Photostabilization of organic UV-absorbing and anti-oxidant cosmetic components in formulations containing micronized manganese-doped titanium oxide

Micronized titanium oxide (TiO2) and manganese-doped titanium oxide (TiO2:Mn) particles have been incorporated into a variety of oil-in-water (O/W) and water-in-oil-in-water (W/O/W) emulsions in conjunction with the UV-absorbing organic compounds butyl methoxydibenzoylmethane (BMDM) and octyl methoxycinnamate (OMC) and with the anti-oxidants vitamin E and vitamin C. The retention of the organics under solar exposure has been shown to be significantly enhanced by the addition of TiO2:Mn to the formulation. In the case of BMDM and OMC, the retention is increased from 20% and 24% to 63% and 83%, respectively, after 2 h of solar exposure.
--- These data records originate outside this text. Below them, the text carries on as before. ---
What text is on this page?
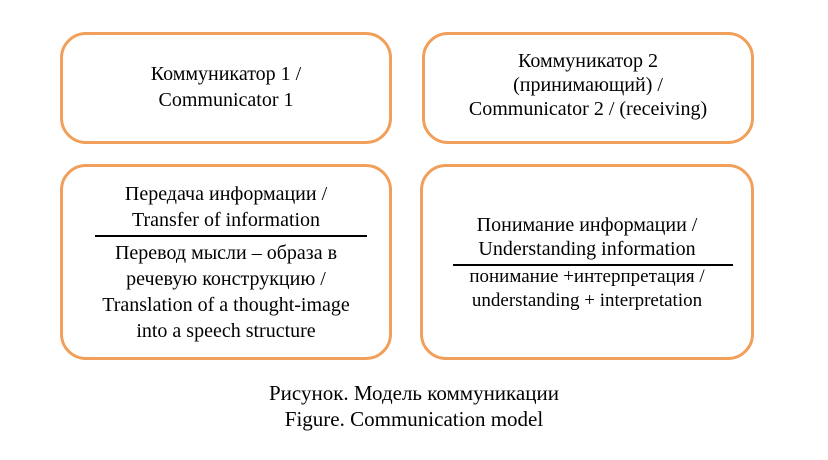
Коммуникатор 1 /
Communicator 1
Коммуникатор 2
(принимающий) /
Communicator 2 / (receiving)
Передача информации /
Transfer of information
Перевод мысли – образа в
речевую конструкцию /
Translation of a thought-image
into a speech structure
Понимание информации /
Understanding information
понимание +интерпретация /
understanding + interpretation
Рисунок. Модель коммуникации
Figure. Communication model
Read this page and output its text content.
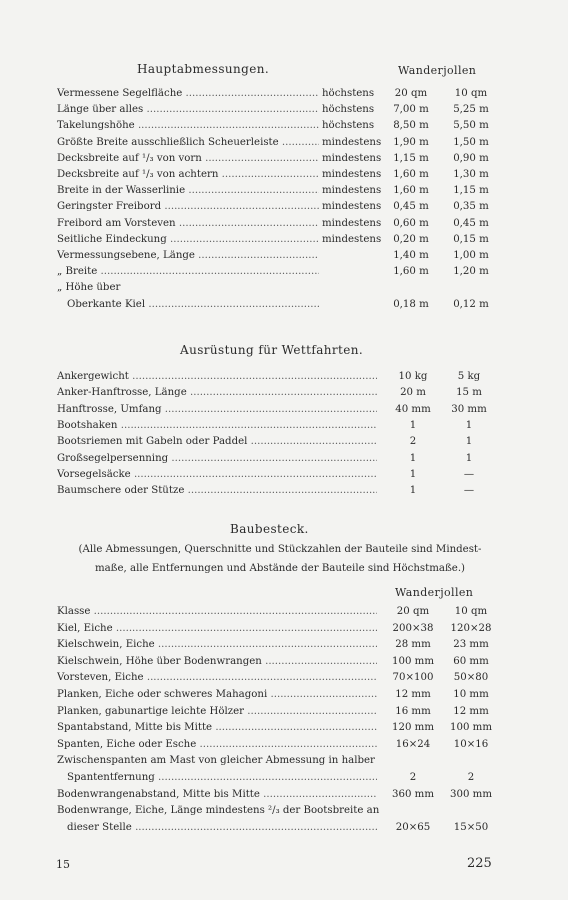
Hauptabmessungen.	Wanderjollen
Vermessene Segelfläche .....	höchstens	20 qm	10 qm
Länge über alles .....	höchstens	7,00 m	5,25 m
Takelungshöhe .....	höchstens	8,50 m	5,50 m
Größte Breite ausschließlich Scheuerleiste .....	mindestens	1,90 m	1,50 m
Decksbreite auf ¹/₃ von vorn .....	mindestens	1,15 m	0,90 m
Decksbreite auf ¹/₃ von achtern .....	mindestens	1,60 m	1,30 m
Breite in der Wasserlinie .....	mindestens	1,60 m	1,15 m
Geringster Freibord .....	mindestens	0,45 m	0,35 m
Freibord am Vorsteven .....	mindestens	0,60 m	0,45 m
Seitliche Eindeckung .....	mindestens	0,20 m	0,15 m
Vermessungsebene, Länge .....	1,40 m	1,00 m
„ Breite .....	1,60 m	1,20 m
„ Höhe über
Oberkante Kiel .....	0,18 m	0,12 m
Ausrüstung für Wettfahrten.
Ankergewicht .....	10 kg	5 kg
Anker-Hanftrosse, Länge .....	20 m	15 m
Hanftrosse, Umfang .....	40 mm	30 mm
Bootshaken .....	1	1
Bootsriemen mit Gabeln oder Paddel .....	2	1
Großsegelpersenning .....	1	1
Vorsegelsäcke .....	1	—
Baumschere oder Stütze .....	1	—
Baubesteck.
(Alle Abmessungen, Querschnitte und Stückzahlen der Bauteile sind Mindest-
maße, alle Entfernungen und Abstände der Bauteile sind Höchstmaße.)
Wanderjollen
Klasse .....	20 qm	10 qm
Kiel, Eiche .....	200×38	120×28
Kielschwein, Eiche .....	28 mm	23 mm
Kielschwein, Höhe über Bodenwrangen .....	100 mm	60 mm
Vorsteven, Eiche .....	70×100	50×80
Planken, Eiche oder schweres Mahagoni .....	12 mm	10 mm
Planken, gabunartige leichte Hölzer .....	16 mm	12 mm
Spantabstand, Mitte bis Mitte .....	120 mm	100 mm
Spanten, Eiche oder Esche .....	16×24	10×16
Zwischenspanten am Mast von gleicher Abmessung in halber
Spantentfernung .....	2	2
Bodenwrangenabstand, Mitte bis Mitte .....	360 mm	300 mm
Bodenwrange, Eiche, Länge mindestens ²/₃ der Bootsbreite an
dieser Stelle .....	20×65	15×50
15	225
In this system, TiO2 particles are shown to provide only limited protection relative to BMDM and OMC. Vitamin E and vitamin C are actively degraded by the presence of TiO2 in the emulsion during solar exposure. This effect is reversed with TiO2:Mn, the use of which can protect >90% of anti-oxidants in both the oil and water phases of the formulation. The absence of reactive oxygen species (ROS) generation and surface scavenging of ROS by TiO2:Mn is responsible for a significantly reduced ROS load on the organic components and consequent photostabilization of the emulsion.